Quality helped Amyris and Total receive requisite approval from the ASTM aviation fuel subcommittee in March, thanks in part to test flights on a Boeing 777 aircraft. A final committee balloting (likely completed by now) was the last step prior to ASTM validation for the fuel. If the process proceeds, the partners expect to sell Amyris renewable jet fuel by the end of the second quarter or early third quarter of 2014. Several airlines and customers, such as Brazil's GOL, are in negotiations for offtake and supply agreements. You may be able to fly to the World Cup next month on Amyris' renewable jet fuel.
What about prices?
This is where I see a lot of confusion among investors. How can Amyris sell renewable fuels at cost-competitive prices, especially given its high production costs? Simply put, it can't (yet), but it's important to note a few things. First, Amyris will sell renewable diesel and renewable jet fuel to Total, which will then sell it to customers for niche applications. Amyris sure can't produce the volumes required to make a big splash in the aviation industry. That's reflected in the company's short-term expectations for revenue contributions from fuels.
What people overlook is that Amyris and Total don't have to sell massive volumes from Day 1 to successfully commercialize renewable jet fuel. So what the heck is a niche fuel? The goal is that airlines looking to clean up their environmental footprint will purchase Amyris renewable jet fuel for specific flights to demonstrate their long-term sustainability commitment to consumers. The routes in question won't fly every day, but that won't be necessary to have a meaningful impact for Amyris. As CEO John Melo stated at a recent conference:
Why don't [airlines] go all the way out? Because frankly I don't think that the industry, us included, is prepared to produce the volumes at the cost required to make it economical for a jet to fly with a sustainable renewable jet.
Now we have a great product. It will be certified. But it's going to be expensive.
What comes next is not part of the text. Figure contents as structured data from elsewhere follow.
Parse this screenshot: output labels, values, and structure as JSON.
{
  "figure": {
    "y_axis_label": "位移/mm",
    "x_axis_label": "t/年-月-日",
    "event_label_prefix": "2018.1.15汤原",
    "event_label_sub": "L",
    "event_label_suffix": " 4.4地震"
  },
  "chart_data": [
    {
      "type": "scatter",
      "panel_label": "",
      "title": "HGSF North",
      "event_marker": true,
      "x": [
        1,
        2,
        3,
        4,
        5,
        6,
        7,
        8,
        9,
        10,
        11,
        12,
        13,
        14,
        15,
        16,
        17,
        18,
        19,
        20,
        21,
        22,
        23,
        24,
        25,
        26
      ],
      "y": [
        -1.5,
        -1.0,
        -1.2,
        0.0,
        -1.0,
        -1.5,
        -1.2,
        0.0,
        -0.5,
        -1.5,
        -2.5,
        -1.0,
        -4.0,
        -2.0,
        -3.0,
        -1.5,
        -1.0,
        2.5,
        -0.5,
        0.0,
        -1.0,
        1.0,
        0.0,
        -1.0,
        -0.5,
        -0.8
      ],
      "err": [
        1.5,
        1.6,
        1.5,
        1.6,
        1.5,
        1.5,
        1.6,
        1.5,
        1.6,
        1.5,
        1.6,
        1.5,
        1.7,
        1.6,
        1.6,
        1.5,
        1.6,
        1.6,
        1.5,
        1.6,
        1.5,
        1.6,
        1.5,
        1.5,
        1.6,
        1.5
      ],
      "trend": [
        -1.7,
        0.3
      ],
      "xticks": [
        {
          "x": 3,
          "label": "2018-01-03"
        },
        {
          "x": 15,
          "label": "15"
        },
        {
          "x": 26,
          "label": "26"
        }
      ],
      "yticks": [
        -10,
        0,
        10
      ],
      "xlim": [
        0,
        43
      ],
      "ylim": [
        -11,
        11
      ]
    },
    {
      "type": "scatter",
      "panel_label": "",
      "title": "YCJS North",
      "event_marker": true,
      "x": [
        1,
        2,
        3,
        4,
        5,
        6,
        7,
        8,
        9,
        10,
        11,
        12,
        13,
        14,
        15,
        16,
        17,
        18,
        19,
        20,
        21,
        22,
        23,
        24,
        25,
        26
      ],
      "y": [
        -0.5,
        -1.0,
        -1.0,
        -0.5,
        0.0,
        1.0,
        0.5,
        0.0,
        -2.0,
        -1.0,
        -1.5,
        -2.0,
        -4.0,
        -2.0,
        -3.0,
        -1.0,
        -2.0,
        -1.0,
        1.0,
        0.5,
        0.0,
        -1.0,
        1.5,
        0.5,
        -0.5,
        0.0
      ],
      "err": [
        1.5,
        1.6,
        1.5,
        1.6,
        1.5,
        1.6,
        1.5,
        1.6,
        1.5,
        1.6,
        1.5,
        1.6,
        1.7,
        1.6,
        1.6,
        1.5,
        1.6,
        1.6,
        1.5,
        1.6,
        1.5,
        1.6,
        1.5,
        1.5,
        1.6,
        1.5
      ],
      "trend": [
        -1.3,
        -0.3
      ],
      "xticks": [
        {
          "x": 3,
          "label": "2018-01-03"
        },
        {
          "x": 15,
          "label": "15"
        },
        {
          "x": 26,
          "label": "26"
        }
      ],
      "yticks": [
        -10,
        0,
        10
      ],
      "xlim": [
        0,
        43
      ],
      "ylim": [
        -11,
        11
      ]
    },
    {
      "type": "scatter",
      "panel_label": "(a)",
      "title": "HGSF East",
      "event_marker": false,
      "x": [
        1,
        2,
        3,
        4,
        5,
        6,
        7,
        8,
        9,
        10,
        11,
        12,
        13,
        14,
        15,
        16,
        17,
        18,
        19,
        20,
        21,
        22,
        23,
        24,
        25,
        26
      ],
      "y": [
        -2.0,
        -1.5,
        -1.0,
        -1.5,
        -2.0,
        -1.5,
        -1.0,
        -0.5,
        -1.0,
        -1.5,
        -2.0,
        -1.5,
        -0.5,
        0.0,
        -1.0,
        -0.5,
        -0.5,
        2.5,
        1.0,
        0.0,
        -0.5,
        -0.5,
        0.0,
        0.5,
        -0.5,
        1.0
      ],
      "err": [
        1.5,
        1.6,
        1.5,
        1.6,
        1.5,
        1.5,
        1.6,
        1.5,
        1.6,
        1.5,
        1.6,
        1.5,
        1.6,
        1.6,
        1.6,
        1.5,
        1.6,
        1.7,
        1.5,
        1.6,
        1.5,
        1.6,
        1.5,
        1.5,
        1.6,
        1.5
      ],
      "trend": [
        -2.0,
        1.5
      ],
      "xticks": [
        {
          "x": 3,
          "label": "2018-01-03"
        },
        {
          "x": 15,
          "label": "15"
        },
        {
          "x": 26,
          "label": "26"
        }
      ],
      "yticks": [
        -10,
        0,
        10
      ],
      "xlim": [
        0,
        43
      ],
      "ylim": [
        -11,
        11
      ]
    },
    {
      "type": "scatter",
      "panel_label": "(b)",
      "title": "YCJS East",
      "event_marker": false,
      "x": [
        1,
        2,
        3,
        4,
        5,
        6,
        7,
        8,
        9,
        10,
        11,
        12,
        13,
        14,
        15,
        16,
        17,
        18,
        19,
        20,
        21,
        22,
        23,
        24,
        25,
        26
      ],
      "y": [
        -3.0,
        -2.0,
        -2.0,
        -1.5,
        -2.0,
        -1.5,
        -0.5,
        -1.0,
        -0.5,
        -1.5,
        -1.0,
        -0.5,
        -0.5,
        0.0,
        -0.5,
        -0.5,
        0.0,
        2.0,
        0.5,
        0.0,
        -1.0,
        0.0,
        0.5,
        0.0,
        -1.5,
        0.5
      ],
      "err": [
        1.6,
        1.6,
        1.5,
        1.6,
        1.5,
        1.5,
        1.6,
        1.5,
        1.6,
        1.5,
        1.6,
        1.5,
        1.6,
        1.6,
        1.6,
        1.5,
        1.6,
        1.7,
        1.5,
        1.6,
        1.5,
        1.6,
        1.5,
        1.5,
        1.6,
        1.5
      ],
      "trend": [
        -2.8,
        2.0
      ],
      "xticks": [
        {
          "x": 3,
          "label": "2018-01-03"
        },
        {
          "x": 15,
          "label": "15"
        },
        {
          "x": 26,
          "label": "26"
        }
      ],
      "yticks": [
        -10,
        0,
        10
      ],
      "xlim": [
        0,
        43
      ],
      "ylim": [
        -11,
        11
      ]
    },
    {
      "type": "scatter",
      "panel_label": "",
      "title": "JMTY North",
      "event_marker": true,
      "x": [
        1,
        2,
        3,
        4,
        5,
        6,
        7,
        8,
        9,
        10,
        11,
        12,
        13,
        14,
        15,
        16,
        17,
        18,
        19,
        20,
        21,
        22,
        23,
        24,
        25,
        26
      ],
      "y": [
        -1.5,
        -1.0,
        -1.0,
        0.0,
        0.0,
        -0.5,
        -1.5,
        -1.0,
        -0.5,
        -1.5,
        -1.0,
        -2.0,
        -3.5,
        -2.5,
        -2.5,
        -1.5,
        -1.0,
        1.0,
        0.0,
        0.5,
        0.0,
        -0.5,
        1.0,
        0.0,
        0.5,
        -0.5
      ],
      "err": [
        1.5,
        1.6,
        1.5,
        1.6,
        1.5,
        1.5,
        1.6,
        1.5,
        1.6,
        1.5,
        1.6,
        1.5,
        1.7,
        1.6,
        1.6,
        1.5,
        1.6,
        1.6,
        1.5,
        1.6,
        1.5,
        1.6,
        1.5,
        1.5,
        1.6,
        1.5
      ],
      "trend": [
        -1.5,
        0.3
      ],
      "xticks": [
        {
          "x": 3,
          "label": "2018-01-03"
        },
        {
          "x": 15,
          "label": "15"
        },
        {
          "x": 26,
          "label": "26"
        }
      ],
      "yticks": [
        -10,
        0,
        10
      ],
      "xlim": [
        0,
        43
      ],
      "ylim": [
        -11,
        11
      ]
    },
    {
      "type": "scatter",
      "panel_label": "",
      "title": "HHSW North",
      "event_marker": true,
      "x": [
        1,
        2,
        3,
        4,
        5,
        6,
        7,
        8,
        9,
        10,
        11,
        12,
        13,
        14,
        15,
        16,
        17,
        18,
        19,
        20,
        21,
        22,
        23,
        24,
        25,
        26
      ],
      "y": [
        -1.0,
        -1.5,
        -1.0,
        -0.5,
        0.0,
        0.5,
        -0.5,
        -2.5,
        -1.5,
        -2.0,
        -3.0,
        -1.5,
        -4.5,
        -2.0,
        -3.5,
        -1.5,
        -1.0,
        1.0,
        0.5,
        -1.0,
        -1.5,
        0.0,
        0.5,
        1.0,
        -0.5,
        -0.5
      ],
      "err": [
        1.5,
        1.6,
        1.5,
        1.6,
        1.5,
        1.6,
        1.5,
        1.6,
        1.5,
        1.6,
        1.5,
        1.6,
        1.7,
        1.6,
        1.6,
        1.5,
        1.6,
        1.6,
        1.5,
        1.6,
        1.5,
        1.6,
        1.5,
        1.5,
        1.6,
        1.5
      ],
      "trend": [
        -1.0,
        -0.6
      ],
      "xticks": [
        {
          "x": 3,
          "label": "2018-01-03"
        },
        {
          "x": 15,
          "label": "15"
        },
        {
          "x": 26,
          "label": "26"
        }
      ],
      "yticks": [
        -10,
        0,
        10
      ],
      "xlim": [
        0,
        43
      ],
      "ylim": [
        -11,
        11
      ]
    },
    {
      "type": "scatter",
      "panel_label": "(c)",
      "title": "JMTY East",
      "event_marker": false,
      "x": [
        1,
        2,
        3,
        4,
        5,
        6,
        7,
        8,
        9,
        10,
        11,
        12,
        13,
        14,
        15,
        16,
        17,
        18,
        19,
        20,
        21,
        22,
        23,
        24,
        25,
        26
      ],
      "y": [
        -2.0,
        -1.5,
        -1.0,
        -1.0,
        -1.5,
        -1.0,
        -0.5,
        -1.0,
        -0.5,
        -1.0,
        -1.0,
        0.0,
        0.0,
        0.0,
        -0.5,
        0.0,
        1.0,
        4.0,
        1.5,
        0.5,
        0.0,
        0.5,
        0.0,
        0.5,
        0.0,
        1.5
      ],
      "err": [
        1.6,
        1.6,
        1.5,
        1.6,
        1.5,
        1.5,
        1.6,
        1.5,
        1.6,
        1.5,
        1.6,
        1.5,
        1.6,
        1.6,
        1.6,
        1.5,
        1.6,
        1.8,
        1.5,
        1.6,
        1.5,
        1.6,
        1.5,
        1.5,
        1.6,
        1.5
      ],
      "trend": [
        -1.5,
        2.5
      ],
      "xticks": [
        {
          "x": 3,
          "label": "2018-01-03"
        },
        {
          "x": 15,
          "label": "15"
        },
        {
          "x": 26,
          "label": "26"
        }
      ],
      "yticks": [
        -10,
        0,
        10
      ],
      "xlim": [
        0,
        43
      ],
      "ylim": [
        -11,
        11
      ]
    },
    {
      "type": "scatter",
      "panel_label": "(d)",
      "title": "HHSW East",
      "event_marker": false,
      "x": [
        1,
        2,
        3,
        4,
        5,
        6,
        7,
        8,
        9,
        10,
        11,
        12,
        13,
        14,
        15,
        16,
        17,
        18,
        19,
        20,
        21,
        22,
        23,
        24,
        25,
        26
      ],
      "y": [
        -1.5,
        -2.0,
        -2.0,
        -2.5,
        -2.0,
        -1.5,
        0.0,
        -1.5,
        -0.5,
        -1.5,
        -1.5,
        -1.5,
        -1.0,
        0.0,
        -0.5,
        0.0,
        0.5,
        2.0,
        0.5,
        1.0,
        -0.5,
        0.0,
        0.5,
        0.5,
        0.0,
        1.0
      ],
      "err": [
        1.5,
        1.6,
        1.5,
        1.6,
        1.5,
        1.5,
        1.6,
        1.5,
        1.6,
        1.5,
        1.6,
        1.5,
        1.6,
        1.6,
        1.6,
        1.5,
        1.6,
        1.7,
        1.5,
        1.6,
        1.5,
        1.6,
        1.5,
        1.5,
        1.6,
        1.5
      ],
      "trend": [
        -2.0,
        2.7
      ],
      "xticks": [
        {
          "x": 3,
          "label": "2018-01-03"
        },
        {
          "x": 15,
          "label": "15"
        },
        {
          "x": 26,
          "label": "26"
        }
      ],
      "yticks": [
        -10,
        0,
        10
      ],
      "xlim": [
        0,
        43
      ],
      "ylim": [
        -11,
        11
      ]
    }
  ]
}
And as a result, again, I don't see that being very material for the airline industry. I see it being very material for us. It will be a lot of volume for us, a lot of volume relatively speaking, and it will be interesting.
It is not what I see generating a lot of the cash in the business over the next three to five years.
Second, Amyris has a long way to go to achieve cost parity with petroleum-based diesel. The company's biorefinery in Brotas, Brazil, is achieving production costs in the range of $3-$3.50 per liter for farnesene, which is then processed into its renewable jet fuel. Petroleum-based Jet A sells for just $0.76 per liter in the United States. There's a long way to go, but Amyris and Total are already selling their renewable diesel to metropolitan bus fleets at 200%-300% premiums. A similar premium for renewable jet fuel would fetch between $1.51 and $2.27 per liter -- still not cost parity, but much better than many envision. Robust strain development and a larger future facility with 600,000-liter fermenters (Brotas uses only 200,000 liter fermenters) should help to close the gap in production costs and market prices. Just remember that fuels are a long-term opportunity for Amyris and Total.
The expected approval of renewable diesel for a Jet A blend this year will mark a major step forward for the aviation industry. Consumers and investors can expect airlines and manufacturers such as Boeing to fully support its use, which will further catalyze the global commercialization of renewable fuels. Approval would also crack the door open for a major long-term opportunity for Amyris and Total. Renewable jet fuel won't contribute much to product sales in the near term -- and won't be a profitable product for years to come -- but continued progress in production costs will slowly create value in the world's largest chemical market.